The only cell phone tower near my farm is slowly getting masked by trees as the forest next door grows up, and the cell phone reception in my house is dreadful.
I just bought a Verizon Network Extender and couldn’t be happier. This is a device that looks like a wireless access point but acts like a miniature cell phone tower, using your DSL or cable modem to reach the cellular network. Our phones went from zero bars to four! Woo-hoo!
This is a zero-config device: I plugged it in and it self-configured within about 20 minutes. I didn’t have to set a single parameter.
And it not only covers the whole house, but extends quite a way beyond it, even to the mailbox on the other side of the road. Generally speaking, reception in the house is worse than anywhere else, so it completely covers the problem area.
The retail price of this technological wonder (called a “femtocell” in the biz) is a wince-inducing $250, but I found a “$50 off All Accessories” coupon online, and, much to my surprise, found a $50 rebate form inside the box that’s good through most of January, so it really cost me only $150. There is no monthly fee.
It doesn’t handle 3G traffic (though your 3G devices will fall back to the “1X” standard, which it does handle, though slowly). and I don’t know if non-Verizon subscribers can roam through it or not. But sure solved my problem!
There are similar devices out there that work with other carriers, plus a wide variety of cellular signal boosters that use an outdoor antenna to talk to the cell phone tower, and an amplifier and an indoor antenna to talk to your cell phones. The main difference is that boosters don’t work in areas where you have no signal at all, while network extenders that use your cable or DSL links do.
These devices will probably turn out to be a must-have for rural residents everywhere.
[Update, March 24, 2010: After more than two months of use, I’m still very pleased.
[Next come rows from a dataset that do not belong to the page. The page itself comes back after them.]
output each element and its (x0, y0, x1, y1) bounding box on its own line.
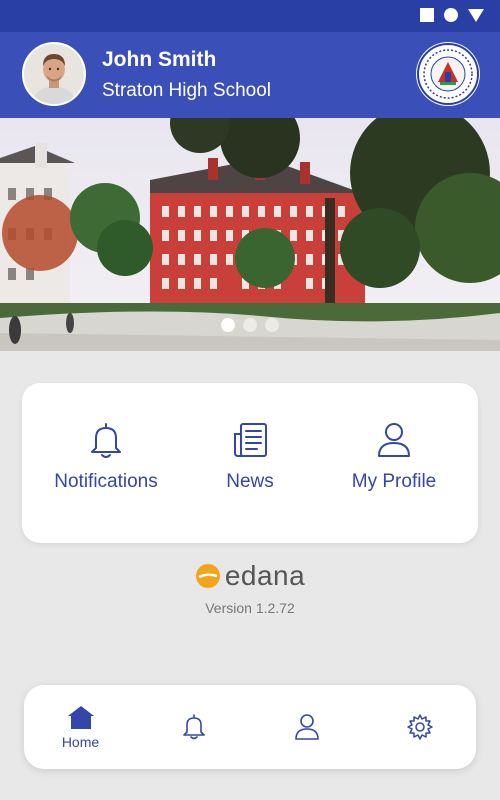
home-icon (67, 706, 94, 729)
status-bar (0, 0, 500, 32)
carousel-dot[interactable] (221, 318, 235, 332)
square-icon (420, 8, 434, 22)
school-seal-logo (416, 42, 480, 106)
nav-settings[interactable] (363, 685, 476, 769)
my-profile-button[interactable]: My Profile (318, 421, 470, 493)
bell-icon (91, 423, 121, 458)
avatar[interactable] (22, 42, 86, 106)
app-header: John Smith Straton High School (0, 32, 500, 118)
campus-banner-image[interactable] (0, 118, 500, 351)
carousel-dot[interactable] (265, 318, 279, 332)
news-icon (234, 423, 267, 457)
nav-home[interactable]: Home (24, 685, 137, 769)
bottom-navigation: Home (24, 685, 476, 769)
circle-icon (444, 8, 458, 22)
carousel-dot[interactable] (243, 318, 257, 332)
news-button[interactable]: News (174, 421, 326, 493)
settings-gear-icon (406, 714, 433, 740)
user-name: John Smith (102, 48, 217, 71)
notifications-label: Notifications (54, 471, 158, 492)
profile-icon (378, 423, 410, 457)
profile-icon (294, 714, 319, 740)
triangle-icon (468, 8, 484, 22)
nav-profile[interactable] (250, 685, 363, 769)
edana-logo-icon (195, 564, 220, 588)
brand-name: edana (224, 560, 306, 591)
bell-icon (182, 714, 205, 740)
news-label: News (226, 471, 274, 492)
nav-notifications[interactable] (137, 685, 250, 769)
my-profile-label: My Profile (351, 471, 437, 492)
app-version: Version 1.2.72 (205, 600, 295, 616)
quick-actions-card: Notifications News My Profile (22, 383, 478, 543)
school-name: Straton High School (102, 80, 271, 101)
nav-home-label: Home (61, 734, 100, 750)
carousel-indicator (0, 318, 500, 332)
brand-footer: edana Version 1.2.72 (0, 560, 500, 616)
notifications-button[interactable]: Notifications (30, 421, 182, 493)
The higher signal quality means that our cell phone batteries last for many days rather than just one, and I no longer have to hunt around the house and farm for Karen if I need to talk to her: I can always reach her by phone. That wasn’t true before. The only downside is that the extender adds a noticeable time lag when both ends of the conversation are going through it! This only happens when both parties are on the farm, of course.]